Most states offer 529 plans, but, believe it or not, Louisiana has one of the finest programs in the USA! The Louisiana Student Tuition Assistance and Revenue Trust Program, commonly referred to as the “START Saving Program,” is a great way to save for college and other post secondary schools in a qualified account. Louisiana’s START program is direct sold, which means there is no middleman in between your funds and the plan, you deal directly with the plan administrator which is the Louisiana Office of Student Financial Assistance. The START program has no administrative fees or charges and uses several low cost Vanguard funds, leaving more money for your beneficiaries to use for college. Direct selling reduces expenses dramatically, but it also explains why so few people are familiar with the plan. Brokers don’t get paid to sell them, so they don’t sell them.
Very few states offer a ‘matching program’ but Louisiana has a match with a sliding scale of 2% to 14% depending on account type and adjusted gross income. These matches are called earning enhancements, they are savings incentives added to your account annually. Consider earnings enhancements as ‘free money’ for post secondary education savings.

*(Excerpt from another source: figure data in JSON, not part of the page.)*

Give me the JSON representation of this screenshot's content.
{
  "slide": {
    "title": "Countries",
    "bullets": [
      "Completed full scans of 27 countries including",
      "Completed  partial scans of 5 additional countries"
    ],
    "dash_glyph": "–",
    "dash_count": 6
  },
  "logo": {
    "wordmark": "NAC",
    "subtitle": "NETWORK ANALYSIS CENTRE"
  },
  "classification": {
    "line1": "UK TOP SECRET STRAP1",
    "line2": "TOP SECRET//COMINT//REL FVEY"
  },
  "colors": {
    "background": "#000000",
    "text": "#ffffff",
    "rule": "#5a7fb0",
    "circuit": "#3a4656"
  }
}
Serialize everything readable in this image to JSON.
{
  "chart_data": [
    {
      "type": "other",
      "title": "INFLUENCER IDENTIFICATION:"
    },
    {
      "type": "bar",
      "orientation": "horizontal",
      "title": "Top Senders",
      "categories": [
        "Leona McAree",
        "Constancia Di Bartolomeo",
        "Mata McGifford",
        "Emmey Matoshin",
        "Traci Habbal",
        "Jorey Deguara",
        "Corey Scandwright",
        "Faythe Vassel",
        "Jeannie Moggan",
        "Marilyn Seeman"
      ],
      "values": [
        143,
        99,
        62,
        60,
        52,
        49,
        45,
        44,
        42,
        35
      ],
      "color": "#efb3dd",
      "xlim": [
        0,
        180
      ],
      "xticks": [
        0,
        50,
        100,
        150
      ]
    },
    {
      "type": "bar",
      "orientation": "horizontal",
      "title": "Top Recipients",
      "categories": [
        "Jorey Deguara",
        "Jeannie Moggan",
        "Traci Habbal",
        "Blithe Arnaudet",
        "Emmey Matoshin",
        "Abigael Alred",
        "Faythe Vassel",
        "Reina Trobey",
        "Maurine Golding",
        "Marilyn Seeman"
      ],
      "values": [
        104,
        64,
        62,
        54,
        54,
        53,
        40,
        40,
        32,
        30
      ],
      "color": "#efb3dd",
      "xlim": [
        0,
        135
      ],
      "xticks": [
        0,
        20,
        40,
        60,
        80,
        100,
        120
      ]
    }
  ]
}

Another benefit of the Louisiana plan offers a state tax break for account owners based on each year’s contributions. Couples can reduce their taxable base by $4,800/yr and individuals $2,400/yr.
Also, it should be noted that one of the fixed income investments offered is a deposit in the Louisiana Principal Protection Fund is guaranteed by the State of Louisiana and last year this fixed income fund yielded over 2.5%. How will a 529 affect financial aid?
 The assets inside of a 529 plan remain the possession of the account holder which will greatly reduce the impact of a 529 plan on a student. Parental assets are currently assessed at a maximum of 5.64% of total value for the Expected Family Contribution(EFC) calculation used by FAFSA.  Grandparents 529 plans will be assessed a higher EFC, but will only affect the financial aid the year following the distribution. Grandparents should consider saving their 529 plan distributions for senior year if reducing financial aid availability is a concern. Here are the details on Effective Family Contribution EFC.

What if my beneficiary gets a scholarship?
If your beneficiary is fortunate enough to get a scholarship, what can you do with the funds inside of the 529 plan? It is worth noting that most scholarships will only cover a portion of a student’s qualified expenses that could be funded out of your 529. But if it looks like you will still have money left in the account after paying these expenses, there are a couple alternatives. The IRS allows account owners to refund assets equal to the value of the annual scholarship without incurring the 10% penalty (contributions are never taxed, earnings will be taxed as ordinary income). Another way to use excess 529 funds is to simply change beneficiaries.

How do I get started?

To open a 529 plan with the LA START, either the beneficiary or the account owner needs to be a Louisiana resident when the account is opened. Once the account is open, residency is no longer necessary. There are 6 categories of account ownership. Accounts can be opened with as little as $10. Once the account is open, there are no time limits for funding or distributions. START funds can be used for qualified higher education programs in ANY state.